全国的に再拡大が見られている新型コロナウイルス。ワクチンや治療薬の開発が進められているなか、令和2年8月4日、13:15より大阪府吉村知事と松井大阪市長が共同会見をおこない、治療に効果的とされるうがい薬について言及しました。実は、このうがい薬、妊婦さんや授乳中のママは注意が必要なのです。
会見の内容は?
大阪はびきの医療センターが大阪府の宿泊療養施設の療養患者41名を対象におこなった研究において、「ポビドンヨードでの含嗽(うがい)によって唾液ウイルス陽性頻度は低下する」という結果が得られたということです。
その結果を踏まえ、宿泊療養施設臨床研究の拡大、患者受入れ医療機関等への情報提供などをおこなっていくとのこと。また、①発熱など風邪に似た症状のある方及びその同居家族 ②接待を伴う飲食店の従業員の方 ③医療従事者や介護従事者の方に対してポビドンヨードうがい薬によるうがいを励行するよう呼びかけました。
ポビドンヨードって何?
ポビドンヨードは、グラム陽性菌・陰性菌、真菌、結核菌及びHBV、HIVを含む一部のウイルスや抗生物質耐性菌などに効果を発揮する殺菌消毒剤です。医療現場でも、手術の際の傷口の消毒、手洗い、分娩時などで使用されています。
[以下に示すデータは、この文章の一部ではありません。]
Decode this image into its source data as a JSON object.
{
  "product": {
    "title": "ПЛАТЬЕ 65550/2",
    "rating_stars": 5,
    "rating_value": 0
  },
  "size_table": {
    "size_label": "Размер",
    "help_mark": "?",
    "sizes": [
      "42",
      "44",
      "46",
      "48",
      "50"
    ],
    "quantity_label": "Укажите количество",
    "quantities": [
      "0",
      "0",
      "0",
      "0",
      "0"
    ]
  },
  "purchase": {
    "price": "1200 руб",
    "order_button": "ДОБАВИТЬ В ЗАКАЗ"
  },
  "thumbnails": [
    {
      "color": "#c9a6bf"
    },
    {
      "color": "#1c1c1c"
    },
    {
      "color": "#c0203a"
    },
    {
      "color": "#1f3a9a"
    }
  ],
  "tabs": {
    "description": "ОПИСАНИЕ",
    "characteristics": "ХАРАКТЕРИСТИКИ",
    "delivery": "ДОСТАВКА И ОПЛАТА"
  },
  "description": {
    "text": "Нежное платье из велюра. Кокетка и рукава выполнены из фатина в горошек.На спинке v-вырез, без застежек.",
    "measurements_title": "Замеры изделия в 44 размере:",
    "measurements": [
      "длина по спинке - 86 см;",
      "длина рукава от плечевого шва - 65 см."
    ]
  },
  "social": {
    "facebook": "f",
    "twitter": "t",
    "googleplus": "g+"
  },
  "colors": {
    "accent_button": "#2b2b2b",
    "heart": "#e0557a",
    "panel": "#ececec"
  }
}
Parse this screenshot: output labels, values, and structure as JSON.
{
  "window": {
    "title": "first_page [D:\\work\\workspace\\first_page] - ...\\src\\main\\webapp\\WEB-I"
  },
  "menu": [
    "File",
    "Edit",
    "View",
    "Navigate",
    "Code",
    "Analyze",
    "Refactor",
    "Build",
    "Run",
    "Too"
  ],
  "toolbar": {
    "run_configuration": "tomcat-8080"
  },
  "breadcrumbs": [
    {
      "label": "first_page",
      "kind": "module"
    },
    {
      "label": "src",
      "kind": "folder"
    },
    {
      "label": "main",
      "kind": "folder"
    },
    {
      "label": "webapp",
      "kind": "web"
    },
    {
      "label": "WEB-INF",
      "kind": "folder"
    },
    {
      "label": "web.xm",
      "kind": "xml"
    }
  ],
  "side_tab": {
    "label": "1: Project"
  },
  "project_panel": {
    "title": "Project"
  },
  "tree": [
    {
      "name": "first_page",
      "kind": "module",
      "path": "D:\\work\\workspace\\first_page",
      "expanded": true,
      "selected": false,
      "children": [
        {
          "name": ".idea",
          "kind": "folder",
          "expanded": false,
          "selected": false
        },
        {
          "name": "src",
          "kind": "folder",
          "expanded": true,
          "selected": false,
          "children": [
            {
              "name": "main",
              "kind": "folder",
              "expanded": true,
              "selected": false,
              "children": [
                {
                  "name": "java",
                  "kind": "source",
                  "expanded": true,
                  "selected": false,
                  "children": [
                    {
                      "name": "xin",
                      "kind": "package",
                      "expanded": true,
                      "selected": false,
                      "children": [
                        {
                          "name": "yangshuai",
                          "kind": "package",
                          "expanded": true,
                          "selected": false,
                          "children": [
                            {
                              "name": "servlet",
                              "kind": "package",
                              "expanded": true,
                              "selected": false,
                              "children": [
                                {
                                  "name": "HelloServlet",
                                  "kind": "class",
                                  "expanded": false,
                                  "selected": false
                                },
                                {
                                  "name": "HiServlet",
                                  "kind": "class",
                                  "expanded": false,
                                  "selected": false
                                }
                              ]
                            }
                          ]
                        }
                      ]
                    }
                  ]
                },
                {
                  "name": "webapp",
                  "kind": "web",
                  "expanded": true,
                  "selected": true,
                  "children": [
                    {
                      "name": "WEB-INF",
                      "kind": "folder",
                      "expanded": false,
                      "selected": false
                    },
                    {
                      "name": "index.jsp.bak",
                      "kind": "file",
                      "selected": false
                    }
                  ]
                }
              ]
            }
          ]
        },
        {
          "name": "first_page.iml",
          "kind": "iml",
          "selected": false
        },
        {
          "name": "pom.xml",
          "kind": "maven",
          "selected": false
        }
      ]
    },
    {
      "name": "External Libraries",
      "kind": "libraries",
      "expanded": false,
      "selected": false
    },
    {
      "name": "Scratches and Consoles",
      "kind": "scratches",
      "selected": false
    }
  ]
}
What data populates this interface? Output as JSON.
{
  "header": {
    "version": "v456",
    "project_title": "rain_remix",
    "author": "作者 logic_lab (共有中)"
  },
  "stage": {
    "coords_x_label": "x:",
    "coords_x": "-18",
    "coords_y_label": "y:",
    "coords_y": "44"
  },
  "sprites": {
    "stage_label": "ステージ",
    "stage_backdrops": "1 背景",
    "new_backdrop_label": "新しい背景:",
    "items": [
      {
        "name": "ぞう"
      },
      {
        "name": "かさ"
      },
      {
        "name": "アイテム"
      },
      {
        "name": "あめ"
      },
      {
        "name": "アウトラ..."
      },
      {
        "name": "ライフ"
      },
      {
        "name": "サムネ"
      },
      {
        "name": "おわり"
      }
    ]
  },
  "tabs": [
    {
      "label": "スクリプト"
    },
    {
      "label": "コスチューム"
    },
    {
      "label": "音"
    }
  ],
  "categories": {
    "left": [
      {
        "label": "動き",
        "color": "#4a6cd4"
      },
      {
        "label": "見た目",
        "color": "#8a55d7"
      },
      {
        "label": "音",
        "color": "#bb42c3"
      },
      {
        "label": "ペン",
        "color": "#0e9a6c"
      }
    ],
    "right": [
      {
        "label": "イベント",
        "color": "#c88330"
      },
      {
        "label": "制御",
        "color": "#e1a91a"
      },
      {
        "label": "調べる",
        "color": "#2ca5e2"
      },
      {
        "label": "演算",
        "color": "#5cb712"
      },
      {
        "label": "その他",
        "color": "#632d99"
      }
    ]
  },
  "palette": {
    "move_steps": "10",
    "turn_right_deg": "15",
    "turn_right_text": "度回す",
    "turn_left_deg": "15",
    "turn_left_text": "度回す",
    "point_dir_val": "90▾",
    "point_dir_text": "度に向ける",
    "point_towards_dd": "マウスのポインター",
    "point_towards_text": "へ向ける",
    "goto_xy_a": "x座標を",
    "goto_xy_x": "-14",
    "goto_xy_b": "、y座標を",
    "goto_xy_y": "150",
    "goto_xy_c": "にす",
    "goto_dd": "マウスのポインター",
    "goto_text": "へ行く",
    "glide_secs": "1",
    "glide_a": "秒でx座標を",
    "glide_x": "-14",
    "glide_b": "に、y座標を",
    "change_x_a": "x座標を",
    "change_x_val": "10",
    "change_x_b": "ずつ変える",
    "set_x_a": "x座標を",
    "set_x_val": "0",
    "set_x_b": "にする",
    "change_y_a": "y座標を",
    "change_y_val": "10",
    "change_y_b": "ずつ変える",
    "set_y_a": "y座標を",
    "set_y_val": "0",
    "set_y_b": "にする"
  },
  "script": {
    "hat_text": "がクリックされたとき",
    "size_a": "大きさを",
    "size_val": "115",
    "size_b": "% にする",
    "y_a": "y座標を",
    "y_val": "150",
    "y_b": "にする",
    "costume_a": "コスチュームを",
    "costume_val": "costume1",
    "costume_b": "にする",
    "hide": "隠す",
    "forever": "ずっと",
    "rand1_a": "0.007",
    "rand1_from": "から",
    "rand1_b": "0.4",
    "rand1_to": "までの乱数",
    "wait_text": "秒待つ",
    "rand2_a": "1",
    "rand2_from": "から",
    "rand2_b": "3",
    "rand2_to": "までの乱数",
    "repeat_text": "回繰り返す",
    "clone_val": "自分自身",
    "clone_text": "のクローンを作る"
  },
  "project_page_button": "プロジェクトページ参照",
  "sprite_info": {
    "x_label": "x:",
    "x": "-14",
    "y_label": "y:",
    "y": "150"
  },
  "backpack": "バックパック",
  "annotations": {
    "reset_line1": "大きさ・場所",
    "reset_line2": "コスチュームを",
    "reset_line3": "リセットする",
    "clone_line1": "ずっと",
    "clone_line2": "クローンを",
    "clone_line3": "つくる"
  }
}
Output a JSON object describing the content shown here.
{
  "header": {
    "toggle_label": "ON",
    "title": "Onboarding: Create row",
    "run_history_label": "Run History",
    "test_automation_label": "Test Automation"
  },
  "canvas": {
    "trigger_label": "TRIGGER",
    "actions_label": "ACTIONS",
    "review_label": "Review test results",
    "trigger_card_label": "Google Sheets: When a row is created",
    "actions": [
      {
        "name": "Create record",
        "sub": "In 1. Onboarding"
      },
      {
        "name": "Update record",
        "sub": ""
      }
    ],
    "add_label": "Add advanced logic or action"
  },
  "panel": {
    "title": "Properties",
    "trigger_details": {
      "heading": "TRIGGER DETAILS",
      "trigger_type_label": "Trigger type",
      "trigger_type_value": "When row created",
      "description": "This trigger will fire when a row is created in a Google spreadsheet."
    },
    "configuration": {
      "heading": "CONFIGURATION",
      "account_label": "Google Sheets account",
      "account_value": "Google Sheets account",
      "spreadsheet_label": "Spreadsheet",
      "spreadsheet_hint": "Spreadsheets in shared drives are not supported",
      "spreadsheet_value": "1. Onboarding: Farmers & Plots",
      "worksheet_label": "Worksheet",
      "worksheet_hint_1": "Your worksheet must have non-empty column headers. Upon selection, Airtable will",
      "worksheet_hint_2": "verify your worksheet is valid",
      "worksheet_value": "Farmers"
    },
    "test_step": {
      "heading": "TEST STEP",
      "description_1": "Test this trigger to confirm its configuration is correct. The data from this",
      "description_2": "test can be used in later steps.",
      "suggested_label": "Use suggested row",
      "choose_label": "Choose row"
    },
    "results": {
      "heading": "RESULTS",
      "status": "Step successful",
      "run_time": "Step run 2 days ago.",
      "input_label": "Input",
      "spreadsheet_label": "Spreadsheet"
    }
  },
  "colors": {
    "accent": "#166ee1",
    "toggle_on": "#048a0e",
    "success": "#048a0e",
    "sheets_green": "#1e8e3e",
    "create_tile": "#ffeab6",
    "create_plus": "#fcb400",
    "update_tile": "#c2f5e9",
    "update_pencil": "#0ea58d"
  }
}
ポビドンヨードは経口投与はできないので、うがいをする際には「ポビドンヨードの成分を含んだうがい薬」を使用する必要があります。大阪はびきの医療センターがおこなった研究では、「ポビドンヨードの成分を含んだうがい薬」で、起床時・昼食前・夕食前・就寝前にうがいをおこなったということでした。
妊婦さん・授乳期のママは待って!!
大阪府知事の会見を受け、すでにポビドンヨードの成分を含んだうがい薬が品薄になっているようですが、妊婦さんや授乳期のママの使用には注意が必要です。
ポビドンヨードにはヨウ素が含まれています。ヨウ素は食品中に存在するミネラルで、体内で甲状腺ホルモンを合成するために欠かせないものです。甲状腺ホルモンには、体の発育や新陳代謝を促進させるという重要な役割があり、妊娠中は胎児の骨や脳の発育のためにも欠かせません。しかし、日本人は日常的にヨウ素を摂取しているため、平均的な食生活をしていれば不足することはほとんどないと言われています。そのため、「ポビドンヨードの成分を含んだうがい薬」でのうがいは、ヨウ素の過剰摂取に繋がる恐れがあるのです。
ヨウ素は胎盤を通過しやすく、母乳にも移行しやすいと言われています。ヨウ素の過剰摂取により、赤ちゃんの甲状腺機能が低下するおそれあります。そのため、妊婦さんや授乳期のママは「ポビドンヨードの成分を含んだうがい薬」の使用をさけたほうがよいでしょう。
今回発表された研究成果は朗報とも言えますが、まだまだ症例数が少なく検証の余地があると思われます。1日も早いワクチンや治療薬の開発が望まれるところですが、それまでは3密を避けること・手洗いの励行・マスクの着用など基本的な感染予防に努めることが重要です。一人ひとりが今できることをきちんとおこなって、日々過ごしていきましょう。